I used ssh -vvv to connect and found that my ssh client was attempting to use my ssh keys, as ssh is supposed to, and on the third key the VM spat back the error:

Received disconnect from 10.0.0.180 port 22:2: Too many authentication failures
Disconnected from 10.0.0.180 port 22

Well, I wanted to connect with a password anyhow, so I tried:

ssh -o PubkeyAuthentication=no username@10.0.0.180

I was greeted with a password: prompt.

I checked the /etc/ssh/sshd_config and found that someone who’d built the install image had changed the default setting for MaxAuthTries from 6 to 2.
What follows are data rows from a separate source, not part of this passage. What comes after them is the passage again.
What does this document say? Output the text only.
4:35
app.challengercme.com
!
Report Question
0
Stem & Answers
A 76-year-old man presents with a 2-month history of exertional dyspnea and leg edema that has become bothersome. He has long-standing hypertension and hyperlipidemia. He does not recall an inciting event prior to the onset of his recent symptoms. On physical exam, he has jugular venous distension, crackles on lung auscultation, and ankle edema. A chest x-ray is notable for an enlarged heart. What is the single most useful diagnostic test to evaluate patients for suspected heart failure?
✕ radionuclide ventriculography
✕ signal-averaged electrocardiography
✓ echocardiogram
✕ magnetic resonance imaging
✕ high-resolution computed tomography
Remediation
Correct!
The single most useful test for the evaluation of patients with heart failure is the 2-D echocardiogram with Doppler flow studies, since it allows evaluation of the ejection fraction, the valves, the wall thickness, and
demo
The MaxAuthTries setting tells the ssh daemon how many different authentication attempts a user can try before it disconnects. Each ssh key loaded into ssh-agent counts as one authentication attempt. The default is 6 because many users (like me) have multiple ssh keys loaded into ssh-agent so that we can automatically log into different hosts that use different ssh keys. Trying more than one ssh key isn’t the same as thumb-fingering a password — ssh is designed to allow for multiple key attempts. After the ssh connection attempts all of your ssh keys and you haven’t run out of attempts and passwords are enabled you’ll eventually get a password prompt.

Setting MaxAuthTries back to the more reasonable default of 6 and reloading the sshd daemon fixed the issue. Apparently whoever tested the setup only has one ssh key and wasn’t aware of what changing the MaxAuthTries setting does when people with more than one key attempt to log in.

Alternatively, if it’s someone else’s server and you can’t change the /etc/ssh/sshd_config file, you can also add these lines to your local ~/.ssh/config file:

Host 10.0.0.180
    PubkeyAuthentication no

If you’re concerned about ssh security sshd_config allows you to control what versions of the ssh protocol are supported, which ciphers you trust (or don’t trust), and to tune other settings that lock down what you will or won’t allow ssh to do in your environment. It may be that for some applications in some environments setting MaxAuthTries 2 makes sense, but using it for an out of the box installation just breaks ssh for no good reason.

Hope you find this useful.

Recovering from a lost connection when upgrading Ubuntu via ssh

I wanted to upgrade my desktop machine at work to the latest version of Ubuntu, but since it takes several hours to upgrade an Ubuntu host, and I have work to do during the day, I figured I could log into my workstation from home in using ssh and start the upgrade remotely.

So I logged into my workstation from home and ran:

> sudo apt-get install update-manager-core
> sudo do-release-upgrade

The upgrade script warned me that I was using ssh and asked if I was sure I wanted to continue. I said “Y”, and a little while later the upgrade manager was busy downloading upgrade packages.

I planned to check it a couple of times that night, answer any package upgrade questions that popped up, and then in the morning when I got to work the upgrade would be complete.

Of course what actually happened was that I got side-tracked onto some other problem that night, forgot about the upgrade in progress, and when I got to work the next day my workstation was in a state of limbo, with the upgrade halfway complete, waiting for me to answer some question on the screen — at my house.

Luckily the Ubuntu developers who created the ssh upgrade process run that upgrade inside of a screen session. As the screen pages states, “Screen is a full-screen window manager that multiplexes a physical terminal between several processes (typically interactive shells).”

So at work all I had to do was get the list of current screen sessions:

> sudo screen -list
There are screens on:
        9129.ubuntu-release-upgrade-screen-window       (05/17/2011 08:50:08 PM)        (Attached)
2 Sockets in /var/run/screen/S-root.

Invoke screen using the “-d -r sessionowner/[pid.tty.host]” flags:

> sudo screen -d -r root/9129.ubuntu-release-upgrade-screen-window

… and I could pull up the screen at work that had been displaying at my home. Once I answered the remaining questions about whether to keep my custom configuration files or use the new, packaged configuration files my workstation rebooted and the latest version of Ubuntu booted right up.